Thought I'd throw together some common failed attempts to create infinities

\[1/0\]

**Why it doesn't work:** This is an undefined expression, because zero is not in the domain of the second argument of the division function.

\[-\log 0\]

**Why it doesn't work:** This is an undefined expression, because zero is not in the domain of any logarithm function.

\[\infty \text{ in the extended real numbers}\]

**Why it doesn't work:** Googology is the process of searching for increasingly large finite real numbers. This is not a real number.

\[\lim_{x \rightarrow 0} 1/x\]

**Why it doesn't work:** The limit is undefined.

\[\lim_{x \rightarrow 0^+} 1/x\]

**Why it doesn't work:** The limit is undefined.

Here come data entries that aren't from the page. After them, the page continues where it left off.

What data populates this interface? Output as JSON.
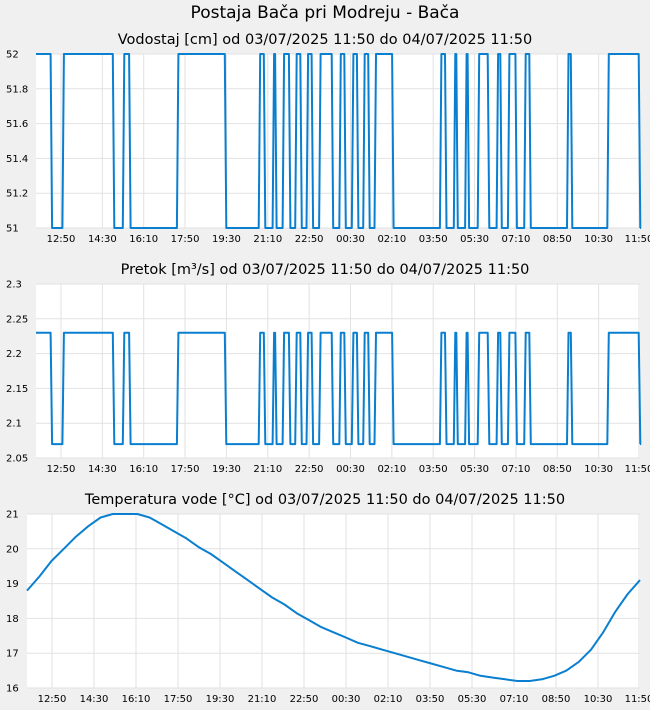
{
  "header": {
    "title": "Postaja Bača pri Modreju - Bača"
  },
  "colors": {
    "line": "#0a7fd0",
    "grid": "#e2e2e2",
    "plot_bg": "#ffffff",
    "page_bg": "#f0f0f0"
  },
  "chart_data": [
    {
      "type": "line",
      "title": "Vodostaj [cm] od 03/07/2025 11:50 do 04/07/2025 11:50",
      "xlabel": "",
      "ylabel": "",
      "x_ticks": [
        "12:50",
        "14:30",
        "16:10",
        "17:50",
        "19:30",
        "21:10",
        "22:50",
        "00:30",
        "02:10",
        "03:50",
        "05:30",
        "07:10",
        "08:50",
        "10:30",
        "11:50"
      ],
      "x_range_hours": [
        0,
        24
      ],
      "ylim": [
        51,
        52
      ],
      "y_ticks": [
        "51",
        "51.2",
        "51.4",
        "51.6",
        "51.8",
        "52"
      ],
      "grid": true,
      "series": [
        {
          "low": 51,
          "high": 52,
          "high_intervals_hours": [
            [
              0,
              0.58
            ],
            [
              1.05,
              3.05
            ],
            [
              3.45,
              3.7
            ],
            [
              5.6,
              7.5
            ],
            [
              8.85,
              9.05
            ],
            [
              9.4,
              9.5
            ],
            [
              9.8,
              10.05
            ],
            [
              10.3,
              10.5
            ],
            [
              10.75,
              10.95
            ],
            [
              11.25,
              11.75
            ],
            [
              12.05,
              12.25
            ],
            [
              12.55,
              12.75
            ],
            [
              13.0,
              13.2
            ],
            [
              13.45,
              14.15
            ],
            [
              16.05,
              16.25
            ],
            [
              16.6,
              16.7
            ],
            [
              17.05,
              17.15
            ],
            [
              17.55,
              17.95
            ],
            [
              18.3,
              18.45
            ],
            [
              18.75,
              19.05
            ],
            [
              19.4,
              19.6
            ],
            [
              21.1,
              21.25
            ],
            [
              22.7,
              23.95
            ]
          ]
        }
      ]
    },
    {
      "type": "line",
      "title": "Pretok [m³/s] od 03/07/2025 11:50 do 04/07/2025 11:50",
      "xlabel": "",
      "ylabel": "",
      "x_ticks": [
        "12:50",
        "14:30",
        "16:10",
        "17:50",
        "19:30",
        "21:10",
        "22:50",
        "00:30",
        "02:10",
        "03:50",
        "05:30",
        "07:10",
        "08:50",
        "10:30",
        "11:50"
      ],
      "x_range_hours": [
        0,
        24
      ],
      "ylim": [
        2.05,
        2.3
      ],
      "y_ticks": [
        "2.05",
        "2.1",
        "2.15",
        "2.2",
        "2.25",
        "2.3"
      ],
      "grid": true,
      "series": [
        {
          "low": 2.07,
          "high": 2.23,
          "high_intervals_hours": [
            [
              0,
              0.58
            ],
            [
              1.05,
              3.05
            ],
            [
              3.45,
              3.7
            ],
            [
              5.6,
              7.5
            ],
            [
              8.85,
              9.05
            ],
            [
              9.4,
              9.5
            ],
            [
              9.8,
              10.05
            ],
            [
              10.3,
              10.5
            ],
            [
              10.75,
              10.95
            ],
            [
              11.25,
              11.75
            ],
            [
              12.05,
              12.25
            ],
            [
              12.55,
              12.75
            ],
            [
              13.0,
              13.2
            ],
            [
              13.45,
              14.15
            ],
            [
              16.05,
              16.25
            ],
            [
              16.6,
              16.7
            ],
            [
              17.05,
              17.15
            ],
            [
              17.55,
              17.95
            ],
            [
              18.3,
              18.45
            ],
            [
              18.75,
              19.05
            ],
            [
              19.4,
              19.6
            ],
            [
              21.1,
              21.25
            ],
            [
              22.7,
              23.95
            ]
          ]
        }
      ]
    },
    {
      "type": "line",
      "title": "Temperatura vode [°C] od 03/07/2025 11:50 do 04/07/2025 11:50",
      "xlabel": "",
      "ylabel": "",
      "x_ticks": [
        "12:50",
        "14:30",
        "16:10",
        "17:50",
        "19:30",
        "21:10",
        "22:50",
        "00:30",
        "02:10",
        "03:50",
        "05:30",
        "07:10",
        "08:50",
        "10:30",
        "11:50"
      ],
      "x_range_hours": [
        0,
        24
      ],
      "ylim": [
        16,
        21
      ],
      "y_ticks": [
        "16",
        "17",
        "18",
        "19",
        "20",
        "21"
      ],
      "grid": true,
      "series": [
        {
          "points_hours_value": [
            [
              0,
              18.8
            ],
            [
              0.5,
              19.2
            ],
            [
              1,
              19.65
            ],
            [
              1.5,
              20.0
            ],
            [
              2,
              20.35
            ],
            [
              2.5,
              20.65
            ],
            [
              3,
              20.9
            ],
            [
              3.5,
              21.0
            ],
            [
              4,
              21.0
            ],
            [
              4.5,
              21.0
            ],
            [
              5,
              20.9
            ],
            [
              5.5,
              20.7
            ],
            [
              6,
              20.5
            ],
            [
              6.5,
              20.3
            ],
            [
              7,
              20.05
            ],
            [
              7.5,
              19.85
            ],
            [
              8,
              19.6
            ],
            [
              8.5,
              19.35
            ],
            [
              9,
              19.1
            ],
            [
              9.5,
              18.85
            ],
            [
              10,
              18.6
            ],
            [
              10.5,
              18.4
            ],
            [
              11,
              18.15
            ],
            [
              11.5,
              17.95
            ],
            [
              12,
              17.75
            ],
            [
              12.5,
              17.6
            ],
            [
              13,
              17.45
            ],
            [
              13.5,
              17.3
            ],
            [
              14,
              17.2
            ],
            [
              14.5,
              17.1
            ],
            [
              15,
              17.0
            ],
            [
              15.5,
              16.9
            ],
            [
              16,
              16.8
            ],
            [
              16.5,
              16.7
            ],
            [
              17,
              16.6
            ],
            [
              17.5,
              16.5
            ],
            [
              18,
              16.45
            ],
            [
              18.5,
              16.35
            ],
            [
              19,
              16.3
            ],
            [
              19.5,
              16.25
            ],
            [
              20,
              16.2
            ],
            [
              20.5,
              16.2
            ],
            [
              21,
              16.25
            ],
            [
              21.5,
              16.35
            ],
            [
              22,
              16.5
            ],
            [
              22.5,
              16.75
            ],
            [
              23,
              17.1
            ],
            [
              23.5,
              17.6
            ],
            [
              24,
              18.2
            ],
            [
              24.5,
              18.7
            ],
            [
              25,
              19.1
            ]
          ]
        }
      ]
    }
  ]
}
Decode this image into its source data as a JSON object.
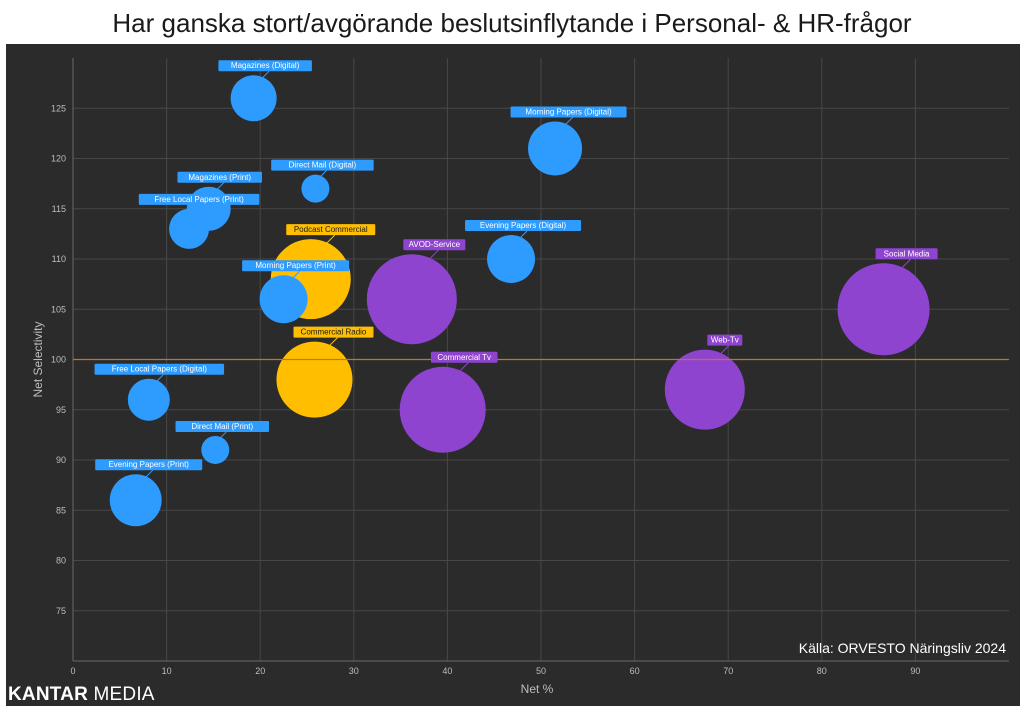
{
  "chart_data": {
    "type": "scatter",
    "title": "Har ganska stort/avgörande beslutsinflytande i Personal- & HR-frågor",
    "xlabel": "Net %",
    "ylabel": "Net Selectivity",
    "xlim": [
      0,
      100
    ],
    "ylim": [
      70,
      130
    ],
    "x_ticks": [
      "0",
      "10",
      "20",
      "30",
      "40",
      "50",
      "60",
      "70",
      "80",
      "90"
    ],
    "y_ticks": [
      "75",
      "80",
      "85",
      "90",
      "95",
      "100",
      "105",
      "110",
      "115",
      "120",
      "125"
    ],
    "reference_line_y": 100,
    "grid": true,
    "points": [
      {
        "label": "Magazines (Digital)",
        "x": 19.3,
        "y": 126,
        "size": 23,
        "color": "#2E9BFF"
      },
      {
        "label": "Morning Papers (Digital)",
        "x": 51.5,
        "y": 121,
        "size": 27,
        "color": "#2E9BFF"
      },
      {
        "label": "Direct Mail (Digital)",
        "x": 25.9,
        "y": 117,
        "size": 14,
        "color": "#2E9BFF"
      },
      {
        "label": "Magazines (Print)",
        "x": 14.5,
        "y": 115,
        "size": 22,
        "color": "#2E9BFF"
      },
      {
        "label": "Free Local Papers (Print)",
        "x": 12.4,
        "y": 113,
        "size": 20,
        "color": "#2E9BFF"
      },
      {
        "label": "Evening Papers (Digital)",
        "x": 46.8,
        "y": 110,
        "size": 24,
        "color": "#2E9BFF"
      },
      {
        "label": "Podcast Commercial",
        "x": 25.4,
        "y": 108,
        "size": 40,
        "color": "#FFBF00"
      },
      {
        "label": "Morning Papers (Print)",
        "x": 22.5,
        "y": 106,
        "size": 24,
        "color": "#2E9BFF"
      },
      {
        "label": "AVOD-Service",
        "x": 36.2,
        "y": 106,
        "size": 45,
        "color": "#8E44CF"
      },
      {
        "label": "Social Media",
        "x": 86.6,
        "y": 105,
        "size": 46,
        "color": "#8E44CF"
      },
      {
        "label": "Commercial Radio",
        "x": 25.8,
        "y": 98,
        "size": 38,
        "color": "#FFBF00"
      },
      {
        "label": "Web-Tv",
        "x": 67.5,
        "y": 97,
        "size": 40,
        "color": "#8E44CF"
      },
      {
        "label": "Commercial Tv",
        "x": 39.5,
        "y": 95,
        "size": 43,
        "color": "#8E44CF"
      },
      {
        "label": "Free Local Papers (Digital)",
        "x": 8.1,
        "y": 96,
        "size": 21,
        "color": "#2E9BFF"
      },
      {
        "label": "Direct Mail (Print)",
        "x": 15.2,
        "y": 91,
        "size": 14,
        "color": "#2E9BFF"
      },
      {
        "label": "Evening Papers (Print)",
        "x": 6.7,
        "y": 86,
        "size": 26,
        "color": "#2E9BFF"
      }
    ]
  },
  "footer": {
    "source": "Källa: ORVESTO Näringsliv 2024",
    "brand_bold": "KANTAR",
    "brand_light": "MEDIA"
  },
  "colors": {
    "panel_background": "#2b2b2b",
    "grid": "#4a4a4a",
    "reference_line": "#c8741f"
  }
}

If we allow use of the extended real numbers, we have the same problem as before.

\[\int_0^\infty 1 dx\]

**Why it doesn't work:** The limit is undefined.

\[x \text{ where } x = 10^x\]

**Why it doesn't work:** No real number satisfies this property (although an infinite family of complex numbers does).

\[\text{last member of sequence }1,\,2,\,3,\,4,\,\ldots\]

**Why it doesn't work:** An infinite sequence by definition has no last member.

\[\delta(0) \text{ (Dirac delta function)}\]

**Why it doesn't work:** The Dirac delta function is only rigorously valid inside an integral.

\[\zeta(1)\]

**Why it doesn't work:** It's not in the domain.